Phase-field-based lattice Boltzmann model for simulating thermocapillary flows.

This paper proposes a simple and accurate lattice Boltzmann model for simulating thermocapillary flows, which can deal with the contrast between thermodynamic parameters. In this model, two lattice Boltzmann equations are utilized to solve the conservative Allen-Cahn equation and the incompressible Navier-Stokes equations, while another lattice Boltzmann equation is used for solving the temperature field, where the collision term is delicately designed such that the influence of the contrast between thermodynamic parameters is incorporated. In contrast to the previous lattice Boltzmann models for thermocapillary flows, the most distinct feature of the current model is that the forcing term used in the present thermal lattice Boltzmann equation is not needed to calculate space derivatives of the heat capacitance or the order parameter, making the scheme much more straightforward and able to retain the main merits of the lattice Boltzmann method. The developed model is first validated by considering the thermocapillary flows in a heated microchannel with two superimposed planar fluids.

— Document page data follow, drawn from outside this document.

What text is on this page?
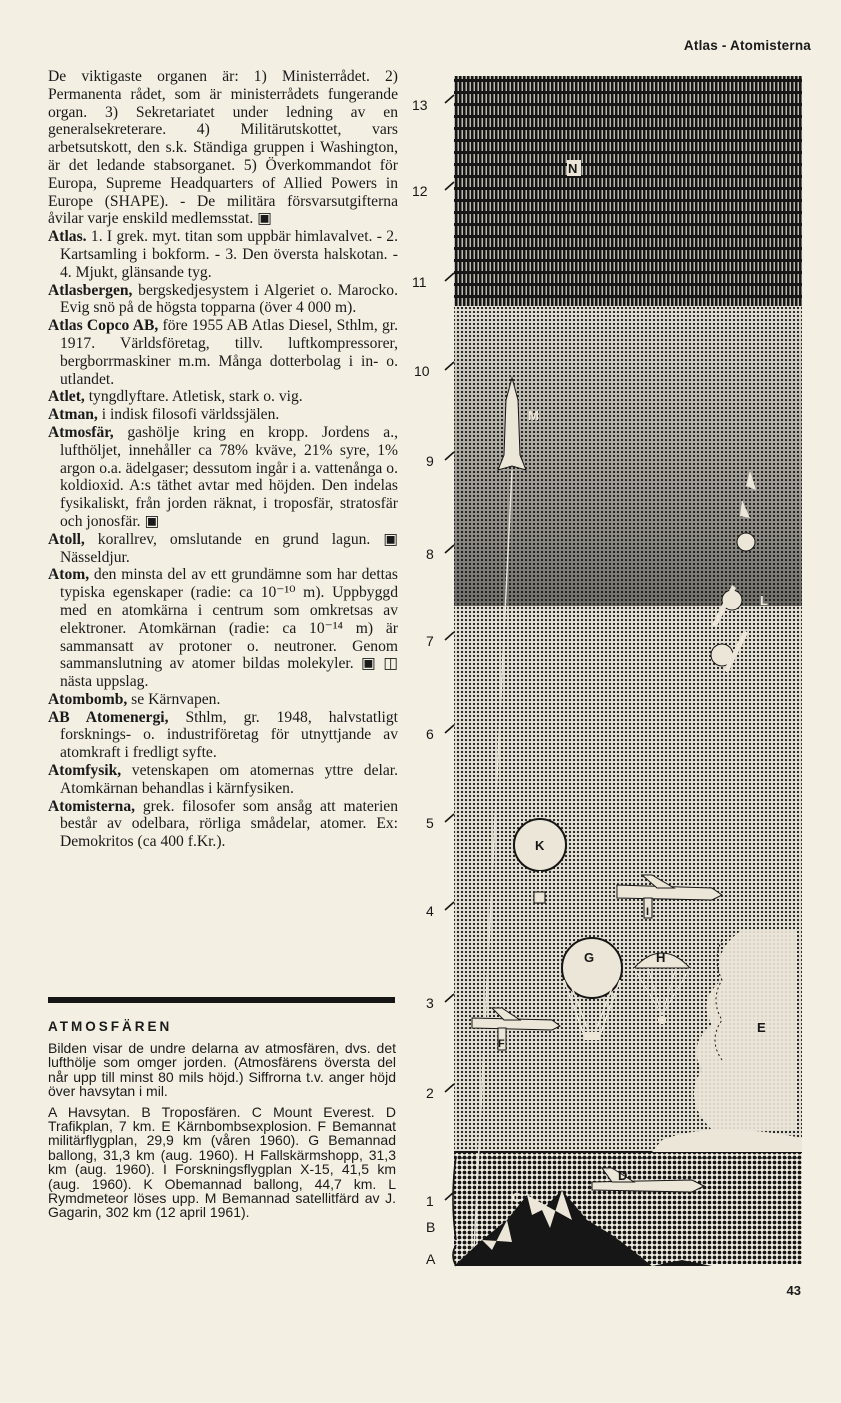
Atlas - Atomisterna

De viktigaste organen är: 1) Ministerrådet. 2) Permanenta rådet, som är ministerrådets fungerande organ. 3) Sekretariatet under ledning av en generalsekreterare. 4) Militärutskottet, vars arbetsutskott, den s.k. Ständiga gruppen i Washington, är det ledande stabsorganet. 5) Överkommandot för Europa, Supreme Headquarters of Allied Powers in Europe (SHAPE). - De militära försvarsutgifterna åvilar varje enskild medlemsstat. ▣

Atlas. 1. I grek. myt. titan som uppbär himlavalvet. - 2. Kartsamling i bokform. - 3. Den översta halskotan. - 4. Mjukt, glänsande tyg.

Atlasbergen, bergskedjesystem i Algeriet o. Marocko. Evig snö på de högsta topparna (över 4 000 m).

Atlas Copco AB, före 1955 AB Atlas Diesel, Sthlm, gr. 1917. Världsföretag, tillv. luftkompressorer, bergborrmaskiner m.m. Många dotterbolag i in- o. utlandet.

Atlet, tyngdlyftare. Atletisk, stark o. vig.

Atman, i indisk filosofi världssjälen.

Atmosfär, gashölje kring en kropp. Jordens a., lufthöljet, innehåller ca 78% kväve, 21% syre, 1% argon o.a. ädelgaser; dessutom ingår i a. vattenånga o. koldioxid. A:s täthet avtar med höjden. Den indelas fysikaliskt, från jorden räknat, i troposfär, stratosfär och jonosfär. ▣

Atoll, korallrev, omslutande en grund lagun. ▣ Nässeldjur.

Atom, den minsta del av ett grundämne som har dettas typiska egenskaper (radie: ca 10⁻¹⁰ m). Uppbyggd med en atomkärna i centrum som omkretsas av elektroner. Atomkärnan (radie: ca 10⁻¹⁴ m) är sammansatt av protoner o. neutroner. Genom sammanslutning av atomer bildas molekyler. ▣ ◫ nästa uppslag.

Atombomb, se Kärnvapen.

AB Atomenergi, Sthlm, gr. 1948, halvstatligt forsknings- o. industriföretag för utnyttjande av atomkraft i fredligt syfte.

Atomfysik, vetenskapen om atomernas yttre delar. Atomkärnan behandlas i kärnfysiken.

Atomisterna, grek. filosofer som ansåg att materien består av odelbara, rörliga smådelar, atomer. Ex: Demokritos (ca 400 f.Kr.).

ATMOSFÄREN

Bilden visar de undre delarna av atmosfären, dvs. det lufthölje som omger jorden. (Atmosfärens översta del når upp till minst 80 mils höjd.) Siffrorna t.v. anger höjd över havsytan i mil.

A Havsytan. B Troposfären. C Mount Everest. D Trafikplan, 7 km. E Kärnbombsexplosion. F Bemannat militärflygplan, 29,9 km (våren 1960). G Bemannad ballong, 31,3 km (aug. 1960). H Fallskärmshopp, 31,3 km (aug. 1960). I Forskningsflygplan X-15, 41,5 km (aug. 1960). K Obemannad ballong, 44,7 km. L Rymdmeteor löses upp. M Bemannad satellitfärd av J. Gagarin, 302 km (12 april 1961).

13
12
11
10
9
8
7
6
5
4
3
2
1
B
A
N
M
L
K
I
G	H
F
E
D
C
43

It is then used to simulate the thermocapillary migration of a two-dimensional deformable droplet, and its accuracy is consistent with the theoretical prediction when the Marangoni number approaches zero. Finally, we numerically study the motion of two recalcitrant bubbles in a two-dimensional channel where the relationship between surface tension and temperature is assumed to be a parabolic function. It is observed that due to the competition between the inertia and thermal effects, the bubbles can move against the liquid's bulk motion and towards areas with low surface tension.